2. God has a special relationship with America.
Given what Leviticus 18 says, even if both were true (and they’re not), it wouldn’t matter. The whole equation in Leviticus 18 is that sexually immoral practice defiles the land, and the land will take action on behalf of God, regardless of who’s living on it. Even though Israel was God’s chosen people, when it comes to the practices listed in Leviticus 18, Israel and Canaan were identical; the land was no respecter of persons.
Now for clarity, I’m not saying that the land is somehow actually conscious or physically dishing out justice on its own in some utterly ridiculous way.
The whole passage is a metaphor illustrating the sheer depth of moral confusion associated with these sins. What that means is that people who perform these actions are, morally speaking, dumber than dirt…but there’s also something else. When any nation sinks to the level of the practices of Canaan, God delivers mass judgment in the form of some sort of national punishment using the land.

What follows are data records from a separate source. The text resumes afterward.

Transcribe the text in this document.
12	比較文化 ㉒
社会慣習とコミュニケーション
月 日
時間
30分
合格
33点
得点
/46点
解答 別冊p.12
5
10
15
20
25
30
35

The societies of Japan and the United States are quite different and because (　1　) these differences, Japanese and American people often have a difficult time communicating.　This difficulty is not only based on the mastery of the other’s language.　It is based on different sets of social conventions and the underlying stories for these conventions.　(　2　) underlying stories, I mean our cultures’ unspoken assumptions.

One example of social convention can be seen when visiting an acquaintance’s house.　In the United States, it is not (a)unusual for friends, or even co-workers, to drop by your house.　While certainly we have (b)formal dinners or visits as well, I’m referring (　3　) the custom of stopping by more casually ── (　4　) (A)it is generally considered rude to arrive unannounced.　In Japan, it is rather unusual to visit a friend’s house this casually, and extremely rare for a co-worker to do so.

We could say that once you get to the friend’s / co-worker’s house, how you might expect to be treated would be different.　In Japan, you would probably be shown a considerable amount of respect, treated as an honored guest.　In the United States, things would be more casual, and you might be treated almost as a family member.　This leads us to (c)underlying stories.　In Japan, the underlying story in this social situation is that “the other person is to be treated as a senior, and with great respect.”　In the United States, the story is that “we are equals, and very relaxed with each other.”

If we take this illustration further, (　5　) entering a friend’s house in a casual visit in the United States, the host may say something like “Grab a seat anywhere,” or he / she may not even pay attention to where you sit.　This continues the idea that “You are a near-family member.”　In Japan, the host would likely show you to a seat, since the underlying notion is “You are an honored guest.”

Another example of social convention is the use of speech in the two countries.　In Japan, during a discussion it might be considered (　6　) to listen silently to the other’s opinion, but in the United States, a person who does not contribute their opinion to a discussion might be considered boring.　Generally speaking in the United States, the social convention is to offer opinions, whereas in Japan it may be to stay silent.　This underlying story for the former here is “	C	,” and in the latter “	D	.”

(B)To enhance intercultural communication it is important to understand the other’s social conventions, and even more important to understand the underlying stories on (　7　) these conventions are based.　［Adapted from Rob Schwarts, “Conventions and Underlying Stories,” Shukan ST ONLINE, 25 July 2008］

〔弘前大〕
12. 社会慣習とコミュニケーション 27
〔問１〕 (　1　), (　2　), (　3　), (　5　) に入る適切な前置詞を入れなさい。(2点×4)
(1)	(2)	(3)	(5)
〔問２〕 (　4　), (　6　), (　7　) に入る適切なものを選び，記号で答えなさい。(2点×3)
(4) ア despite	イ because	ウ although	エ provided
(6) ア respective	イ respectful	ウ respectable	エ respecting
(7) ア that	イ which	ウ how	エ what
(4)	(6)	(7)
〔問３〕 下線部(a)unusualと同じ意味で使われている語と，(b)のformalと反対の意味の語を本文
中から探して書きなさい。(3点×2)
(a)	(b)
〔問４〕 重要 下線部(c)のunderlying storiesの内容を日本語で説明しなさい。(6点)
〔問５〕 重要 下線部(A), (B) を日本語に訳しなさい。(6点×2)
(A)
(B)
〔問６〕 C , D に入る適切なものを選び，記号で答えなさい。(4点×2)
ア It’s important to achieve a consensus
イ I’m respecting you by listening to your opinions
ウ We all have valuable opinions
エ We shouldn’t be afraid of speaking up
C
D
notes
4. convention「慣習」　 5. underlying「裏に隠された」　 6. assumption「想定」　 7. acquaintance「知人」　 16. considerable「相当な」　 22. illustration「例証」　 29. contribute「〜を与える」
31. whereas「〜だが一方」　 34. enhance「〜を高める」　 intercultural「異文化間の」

I could get into all the various things that such a curse would look like (i.e. famine, disease, etc.) but that’s a whole other post in and of itself.
But consider this: both Canada and the US are one step away from the bottom of that list. Once either nation descends the final rung on the ladder, all bets are off. I don’t know what’s going to happen, but looking at what eventually happened to Canaan and Israel, I’d say it’s going to be a “mass graves” kind of bad.